The title went to the New Zealand native based on number of wins: Sunday was Dixon's third of the season, while Montoya has just two.
"There was still a chance, and that's what we were hoping for," Dixon said. "I still can't believe it. We were such a longshot."
Dixon and Ganassi celebrated by leaping from the championship stage to crowd surf.
The victory was the 100th for Chip Ganassi Racing, while a Team Penske driver failed to win a championship in the finale for the ninth time since 2002. It also marked Chevrolet's fourth consecutive manufacturer championship since the company returned to IndyCar in 2012.
"I'm shocked," Ganassi said. "We knew we had a car to be at the front, and then a lot of other things had to happen. And they happened."
Indeed, Dixon was third in the standings as he began the race and everyone assumed it was Montoya's title to lose.
And he did.
Team Penske was in trouble from the midway point of the race when Montoya hit teammate Will Power. It sent the Colombian to pit lane for repairs and he was mired in the middle of the pack for the bulk of the race.
Although he picked off a few positions, his break came eight laps from the end when Sebastien Bourdais spun Graham Rahal. Needing to get to fifth to win the title, he moved up one spot to seventh when he passed Rahal.
He got up to sixth when Bourdais was penalized, then had five laps to close a 3.5-second deficit on Ryan Briscoe to move to fifth.
Montoya made a hard charge, ultimately slicing Briscoe's lead to 1.6 seconds, but he ran out of time to grab that final spot.
He was pragmatic after the race.
"It doesn't matter what happened," Montoya said. "We had a few ways to win the championship and we just threw it away. We didn't close it."
His biggest disappointment, it seemed, was from the race being worth double points. It was one of two events this season worth double points — the Indianapolis 500, won by Montoya, was the other.
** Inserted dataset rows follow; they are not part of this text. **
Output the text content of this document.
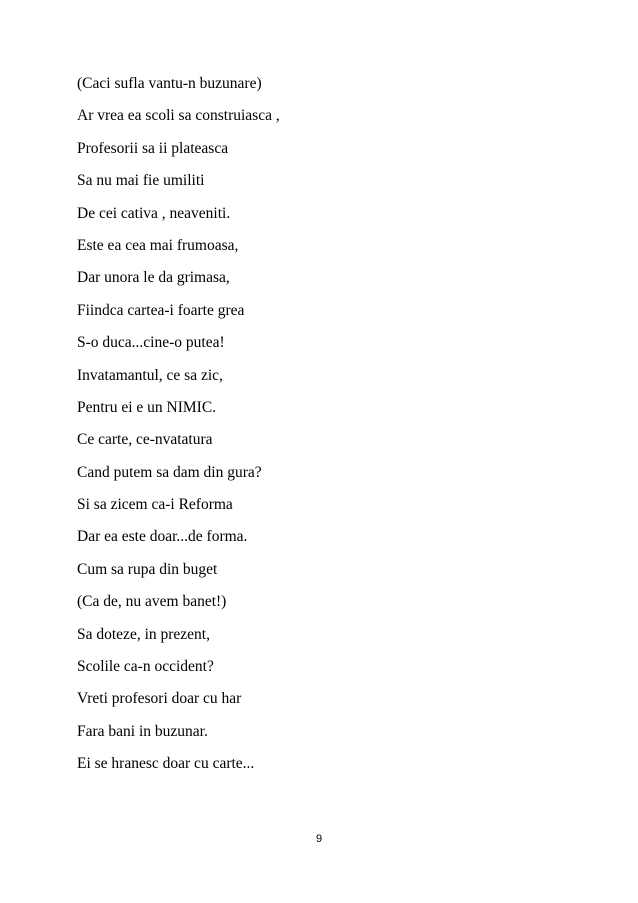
(Caci sufla vantu-n buzunare)
Ar vrea ea scoli sa construiasca ,
Profesorii sa ii plateasca
Sa nu mai fie umiliti
De cei cativa , neaveniti.
Este ea cea mai frumoasa,
Dar unora le da grimasa,
Fiindca cartea-i foarte grea
S-o duca...cine-o putea!
Invatamantul, ce sa zic,
Pentru ei e un NIMIC.
Ce carte, ce-nvatatura
Cand putem sa dam din gura?
Si sa zicem ca-i Reforma
Dar ea este doar...de forma.
Cum sa rupa din buget
(Ca de, nu avem banet!)
Sa doteze, in prezent,
Scolile ca-n occident?
Vreti profesori doar cu har
Fara bani in buzunar.
Ei se hranesc doar cu carte...
9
"When you do this and you put double points on the last race, it doesn't matter what you've done all year," Montoya said.
Power, the reigning IndyCar champion, was devastated for Team Penske. The organization had three shots at the title Sunday as Montoya, Power and Helio Castroneves were among the six drivers mathematically still in contention.
"I feel so gutted for the team to not win on a draw there," said Power, who complained that race control had too much of an effect on the race with long yellow flag periods.
Rahal, who was wrecked last week at Pocono Raceway to have his deficit pushed from nine points to Montoya to 34 headed into the finale, had an off day as he struggled with the handling of his car most of the race. The hit from Bourdais dropped him to an 18th-place finish and he fell from second to fourth in the final standings.
"Today was a bad day to have our worst day," he said.